Alexandre Rodtchenko est une photographe soviétique devenue une figure de la photographie mondiale. La raison de cela est qu’il a cherché à conférer à la photographie une nouvelle dignité en la reliant de manière ouverte au réel et à sa transformation.
Il y a ici un paradoxe en apparence, qui tient en réalité au processus inégal de développement. Initialement, Alexandre Rodtchenko appartient à la bourgeoisie intellectuelle qui, juste avant la révolution d’Octobre 1917, est attiré par deux choses. Tout d’abord, il y a un regard ému, attendri, sympathique avec la cause ouvrière et même, au-delà, avec les principes socialistes. De l’autre, il y a une fascination pour le remue-ménage provoqué par le développement du capitalisme en Russie.

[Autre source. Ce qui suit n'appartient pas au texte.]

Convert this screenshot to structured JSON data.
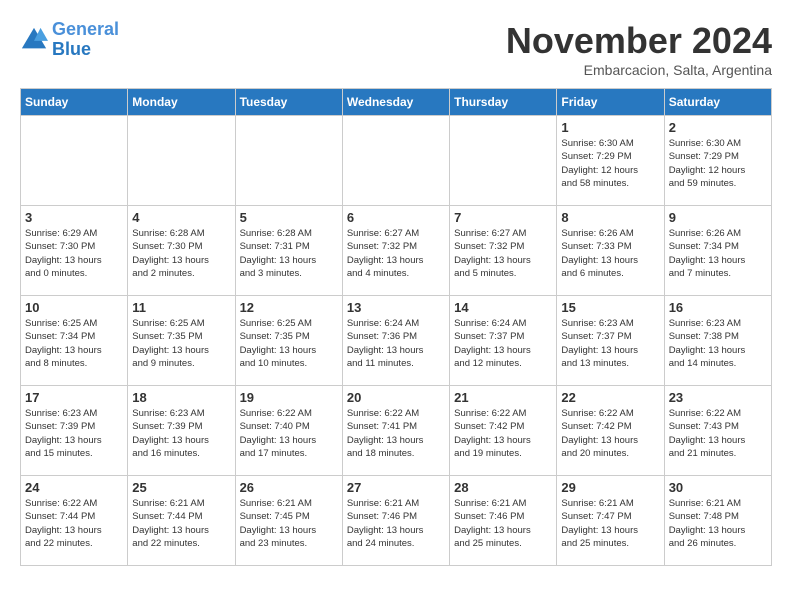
{
  "header": {
    "logo_line1": "General",
    "logo_line2": "Blue",
    "month": "November 2024",
    "location": "Embarcacion, Salta, Argentina"
  },
  "days_of_week": [
    "Sunday",
    "Monday",
    "Tuesday",
    "Wednesday",
    "Thursday",
    "Friday",
    "Saturday"
  ],
  "weeks": [
    [
      {
        "day": "",
        "info": ""
      },
      {
        "day": "",
        "info": ""
      },
      {
        "day": "",
        "info": ""
      },
      {
        "day": "",
        "info": ""
      },
      {
        "day": "",
        "info": ""
      },
      {
        "day": "1",
        "info": "Sunrise: 6:30 AM\nSunset: 7:29 PM\nDaylight: 12 hours\nand 58 minutes."
      },
      {
        "day": "2",
        "info": "Sunrise: 6:30 AM\nSunset: 7:29 PM\nDaylight: 12 hours\nand 59 minutes."
      }
    ],
    [
      {
        "day": "3",
        "info": "Sunrise: 6:29 AM\nSunset: 7:30 PM\nDaylight: 13 hours\nand 0 minutes."
      },
      {
        "day": "4",
        "info": "Sunrise: 6:28 AM\nSunset: 7:30 PM\nDaylight: 13 hours\nand 2 minutes."
      },
      {
        "day": "5",
        "info": "Sunrise: 6:28 AM\nSunset: 7:31 PM\nDaylight: 13 hours\nand 3 minutes."
      },
      {
        "day": "6",
        "info": "Sunrise: 6:27 AM\nSunset: 7:32 PM\nDaylight: 13 hours\nand 4 minutes."
      },
      {
        "day": "7",
        "info": "Sunrise: 6:27 AM\nSunset: 7:32 PM\nDaylight: 13 hours\nand 5 minutes."
      },
      {
        "day": "8",
        "info": "Sunrise: 6:26 AM\nSunset: 7:33 PM\nDaylight: 13 hours\nand 6 minutes."
      },
      {
        "day": "9",
        "info": "Sunrise: 6:26 AM\nSunset: 7:34 PM\nDaylight: 13 hours\nand 7 minutes."
      }
    ],
    [
      {
        "day": "10",
        "info": "Sunrise: 6:25 AM\nSunset: 7:34 PM\nDaylight: 13 hours\nand 8 minutes."
      },
      {
        "day": "11",
        "info": "Sunrise: 6:25 AM\nSunset: 7:35 PM\nDaylight: 13 hours\nand 9 minutes."
      },
      {
        "day": "12",
        "info": "Sunrise: 6:25 AM\nSunset: 7:35 PM\nDaylight: 13 hours\nand 10 minutes."
      },
      {
        "day": "13",
        "info": "Sunrise: 6:24 AM\nSunset: 7:36 PM\nDaylight: 13 hours\nand 11 minutes."
      },
      {
        "day": "14",
        "info": "Sunrise: 6:24 AM\nSunset: 7:37 PM\nDaylight: 13 hours\nand 12 minutes."
      },
      {
        "day": "15",
        "info": "Sunrise: 6:23 AM\nSunset: 7:37 PM\nDaylight: 13 hours\nand 13 minutes."
      },
      {
        "day": "16",
        "info": "Sunrise: 6:23 AM\nSunset: 7:38 PM\nDaylight: 13 hours\nand 14 minutes."
      }
    ],
    [
      {
        "day": "17",
        "info": "Sunrise: 6:23 AM\nSunset: 7:39 PM\nDaylight: 13 hours\nand 15 minutes."
      },
      {
        "day": "18",
        "info": "Sunrise: 6:23 AM\nSunset: 7:39 PM\nDaylight: 13 hours\nand 16 minutes."
      },
      {
        "day": "19",
        "info": "Sunrise: 6:22 AM\nSunset: 7:40 PM\nDaylight: 13 hours\nand 17 minutes."
      },
      {
        "day": "20",
        "info": "Sunrise: 6:22 AM\nSunset: 7:41 PM\nDaylight: 13 hours\nand 18 minutes."
      },
      {
        "day": "21",
        "info": "Sunrise: 6:22 AM\nSunset: 7:42 PM\nDaylight: 13 hours\nand 19 minutes."
      },
      {
        "day": "22",
        "info": "Sunrise: 6:22 AM\nSunset: 7:42 PM\nDaylight: 13 hours\nand 20 minutes."
      },
      {
        "day": "23",
        "info": "Sunrise: 6:22 AM\nSunset: 7:43 PM\nDaylight: 13 hours\nand 21 minutes."
      }
    ],
    [
      {
        "day": "24",
        "info": "Sunrise: 6:22 AM\nSunset: 7:44 PM\nDaylight: 13 hours\nand 22 minutes."
      },
      {
        "day": "25",
        "info": "Sunrise: 6:21 AM\nSunset: 7:44 PM\nDaylight: 13 hours\nand 22 minutes."
      },
      {
        "day": "26",
        "info": "Sunrise: 6:21 AM\nSunset: 7:45 PM\nDaylight: 13 hours\nand 23 minutes."
      },
      {
        "day": "27",
        "info": "Sunrise: 6:21 AM\nSunset: 7:46 PM\nDaylight: 13 hours\nand 24 minutes."
      },
      {
        "day": "28",
        "info": "Sunrise: 6:21 AM\nSunset: 7:46 PM\nDaylight: 13 hours\nand 25 minutes."
      },
      {
        "day": "29",
        "info": "Sunrise: 6:21 AM\nSunset: 7:47 PM\nDaylight: 13 hours\nand 25 minutes."
      },
      {
        "day": "30",
        "info": "Sunrise: 6:21 AM\nSunset: 7:48 PM\nDaylight: 13 hours\nand 26 minutes."
      }
    ]
  ]
}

Alexandre Rodtchenko est ainsi un fervent partisan des bolcheviks, mais de l’autre il est un peintre cubiste-futuriste, produisant des œuvres abstraites coupées de l’histoire du peuple et du peuple lui-même.
Il rompt alors avec sa peinture pour passer dans la photographie et élabore une conception qui est celle qui deviendra au début du 21e siècle celle d’Instagram, tout au moins si la démarche d’Instagram n’avait pas été entièrement corrompu par le capitalisme.

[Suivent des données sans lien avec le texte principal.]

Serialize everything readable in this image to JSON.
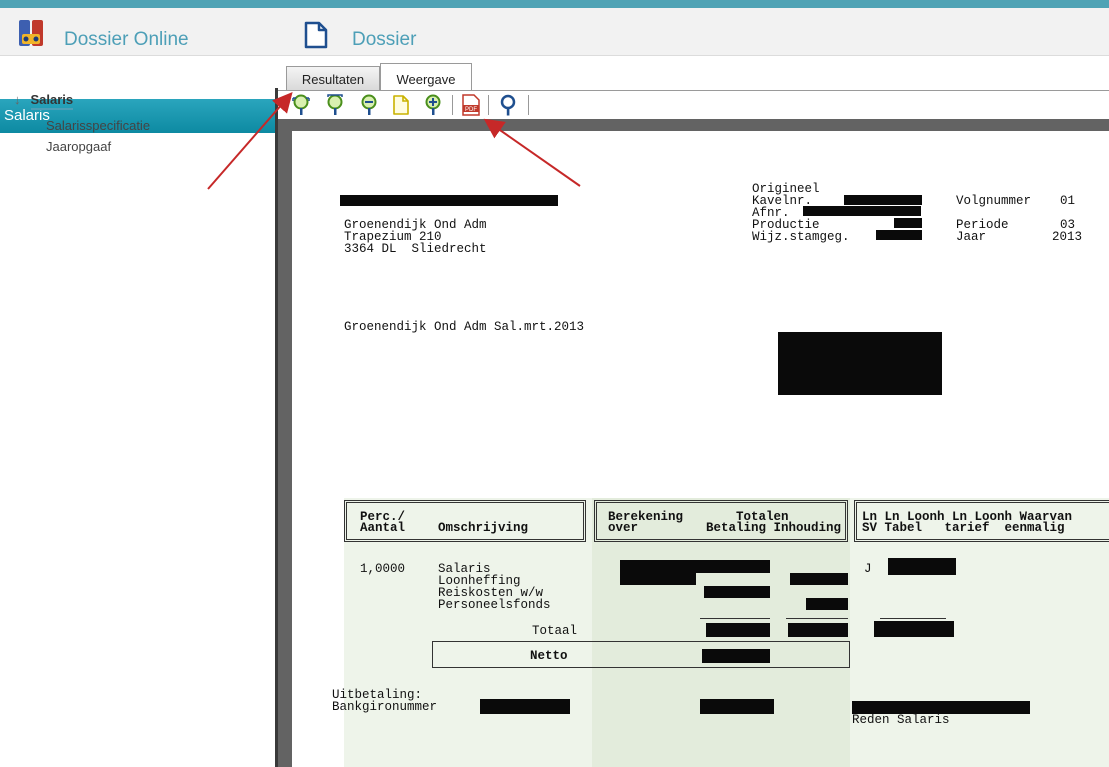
{
  "header": {
    "app_title": "Dossier Online",
    "section_title": "Dossier"
  },
  "sidebar": {
    "heading": "Salaris",
    "root_label": "Salaris",
    "items": [
      {
        "label": "Salarisspecificatie"
      },
      {
        "label": "Jaaropgaaf"
      }
    ]
  },
  "tabs": [
    {
      "label": "Resultaten",
      "active": false
    },
    {
      "label": "Weergave",
      "active": true
    }
  ],
  "toolbar": {
    "buttons": [
      "zoom-fit-icon",
      "zoom-in-icon",
      "zoom-out-icon",
      "page-icon",
      "zoom-plus-icon",
      "pdf-icon",
      "search-icon"
    ],
    "pdf_label": "PDF"
  },
  "document": {
    "meta_labels": [
      "Origineel",
      "Kavelnr.",
      "Afnr.",
      "Productie",
      "Wijz.stamgeg."
    ],
    "meta_right": [
      {
        "label": "Volgnummer",
        "value": "01"
      },
      {
        "label": "Periode",
        "value": "03"
      },
      {
        "label": "Jaar",
        "value": "2013"
      }
    ],
    "sender": [
      "Groenendijk Ond Adm",
      "Trapezium 210",
      "3364 DL  Sliedrecht"
    ],
    "subject": "Groenendijk Ond Adm Sal.mrt.2013",
    "table_headers": {
      "perc_line1": "Perc./",
      "perc_line2": "Aantal",
      "omschrijving": "Omschrijving",
      "berekening_line1": "Berekening",
      "berekening_line2": "over",
      "totalen": "Totalen",
      "betaling_inhouding": "Betaling Inhouding",
      "ln_group_line1": "Ln Ln Loonh Ln Loonh Waarvan",
      "ln_group_line2": "SV Tabel   tarief  eenmalig"
    },
    "rows": [
      {
        "aantal": "1,0000",
        "omschrijving": "Salaris"
      },
      {
        "aantal": "",
        "omschrijving": "Loonheffing"
      },
      {
        "aantal": "",
        "omschrijving": "Reiskosten w/w"
      },
      {
        "aantal": "",
        "omschrijving": "Personeelsfonds"
      }
    ],
    "ln_sv_value": "J",
    "totaal_label": "Totaal",
    "netto_label": "Netto",
    "uitbetaling_label": "Uitbetaling:",
    "bankgiro_label": "Bankgironummer",
    "reden_label": "Reden Salaris"
  }
}
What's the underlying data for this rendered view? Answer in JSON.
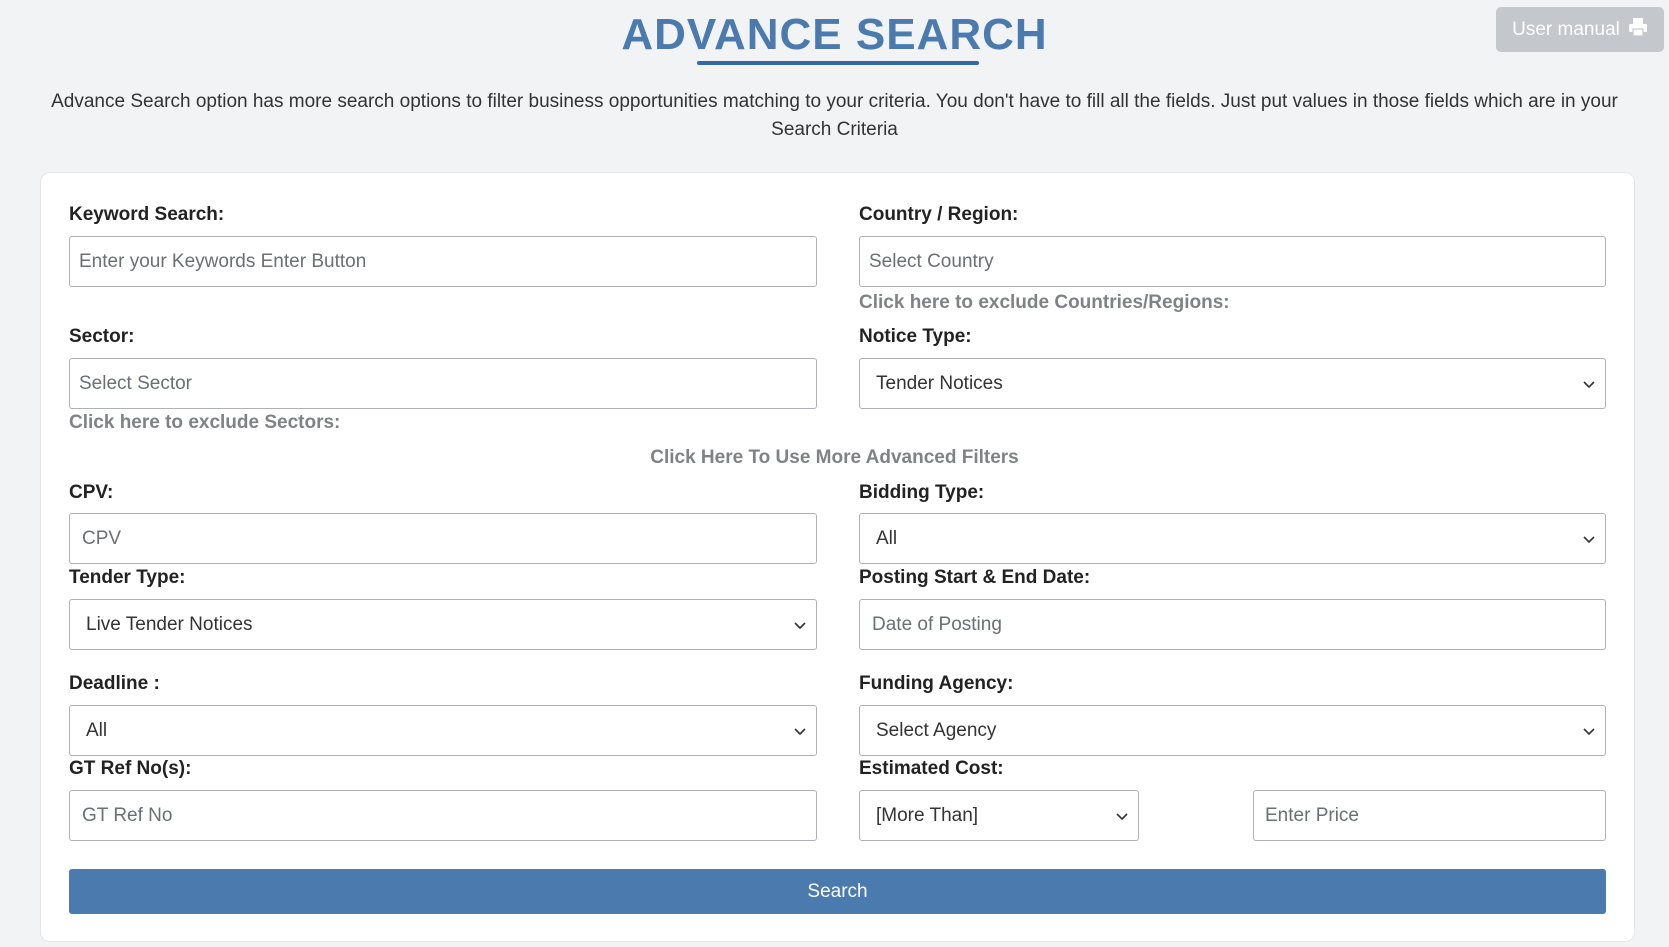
{
  "page": {
    "title": "ADVANCE SEARCH",
    "user_manual_label": "User manual",
    "intro": "Advance Search option has more search options to filter business opportunities matching to your criteria. You don't have to fill all the fields. Just put values in those fields which are in your Search Criteria"
  },
  "form": {
    "keyword": {
      "label": "Keyword Search:",
      "placeholder": "Enter your Keywords Enter Button"
    },
    "country": {
      "label": "Country / Region:",
      "placeholder": "Select Country",
      "exclude_link": "Click here to exclude Countries/Regions:"
    },
    "sector": {
      "label": "Sector:",
      "placeholder": "Select Sector",
      "exclude_link": "Click here to exclude Sectors:"
    },
    "notice_type": {
      "label": "Notice Type:",
      "value": "Tender Notices"
    },
    "more_filters_link": "Click Here To Use More Advanced Filters",
    "cpv": {
      "label": "CPV:",
      "placeholder": "CPV"
    },
    "bidding_type": {
      "label": "Bidding Type:",
      "value": "All"
    },
    "tender_type": {
      "label": "Tender Type:",
      "value": "Live Tender Notices"
    },
    "posting_date": {
      "label": "Posting Start & End Date:",
      "placeholder": "Date of Posting"
    },
    "deadline": {
      "label": "Deadline :",
      "value": "All"
    },
    "funding_agency": {
      "label": "Funding Agency:",
      "value": "Select Agency"
    },
    "gt_ref": {
      "label": "GT Ref No(s):",
      "placeholder": "GT Ref No"
    },
    "estimated_cost": {
      "label": "Estimated Cost:",
      "operator": "[More Than]",
      "price_placeholder": "Enter Price"
    },
    "search_label": "Search"
  },
  "colors": {
    "accent": "#4a7aae",
    "underline": "#2f6aa6",
    "link_gray": "#808285"
  },
  "icons": {
    "manual": "printer-icon",
    "select": "chevron-down-icon"
  }
}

Alexandre Rodtchenko dit en effet la chose suivante. La peinture peut synthétiser un portrait, car elle est une mise en scène. La photographie ne le peut pas, à moins d’être finalement une peinture mise en photographie. Il ne faut par conséquent pas qu’une seule photo, mais beaucoup de photos.
Une seule photographie ne peut pas saisir le portrait de quelqu’un. Mais si on en a beaucoup, alors on obtient ce portrait. C’est la base de la portraitisation par série, étant la matrice culturelle d’un réseau social axé sur l’image comme présentation, tel Instagram avant son inévitable retournement en son contraire par les mises en scène, la retouche photo, la présentation d’une vie fictive.
C’est la base également du principe de la prise sur le vif comme reflet d’une partie du réel.
Dans un article pour la revue gauchiste Novi LEF, Alexandre Rodtchenko donne la conclusion suivante à son article Contre le portrait « synthétique, pour la prise de vue, en 1928 :
« Dites sincèrement, qu’est-ce qui doit rester de Lénine : des bronzes artistiques, des portraits par des peintures à l’huile, des gravures, des aquarelles, le journal quotidien de son secrétaires, les souvenirs de ses amis, ou bien un dossier de photographies, qui le montrent dans son travail et dans son temps libre, une archive de ses ouvrages, de ses notes, de ses carnets, des enregistrements à l’écrit de ses propos, des enregistrements filmés, des enregistrements pour tourne-disques ?
Je veux dire que le choix n’est pas difficile. Contre l’art, tout être humain cultivé moderne doit se mettre à lutter.
Ne mentez pas ! Photographiez, photographiez ! Fixer l’être humain non pas avec un portrait « synthétique », mais dans une pluralité de prises de vue, à l’occasion de moments les plus différents et des conditions les plus distinctes.
Peignez la vérité. Appréciez chaque chose dans sa vérité et sa modernité. Alors nous serons vrais et pas simplement des figurines. »
Le discours sur la prise de vue que tient Alexandre Rodtchenko est profondément inégal. En effet, par la prise de vue de moments différents, il vise lui-même une perspective synthétique.
On a ici une incohérence propre au constructivisme, dont il fut le principal chef de file. Le courant cubiste-futuriste en concurrence avec le constructivisme était le suprématisme de Kazimir Malevitch. Ce dernier se tournait avec l’abstraction pure.
Alexandre Rodtchenko était en désaccord. Le constructivisme était au contraire très volontaire pour se tourner vers le concret, pour se poser comme un accompagnement de la révolution technique et industrielle, appelant l’art à s’adapter à une perspective de planification et d’organisation.
La dimension subjectiviste était évidente, mais supervisée par le Parti dans le cadre du socialisme, la photographie d’Alexandre Rodtchenko put devenir productive.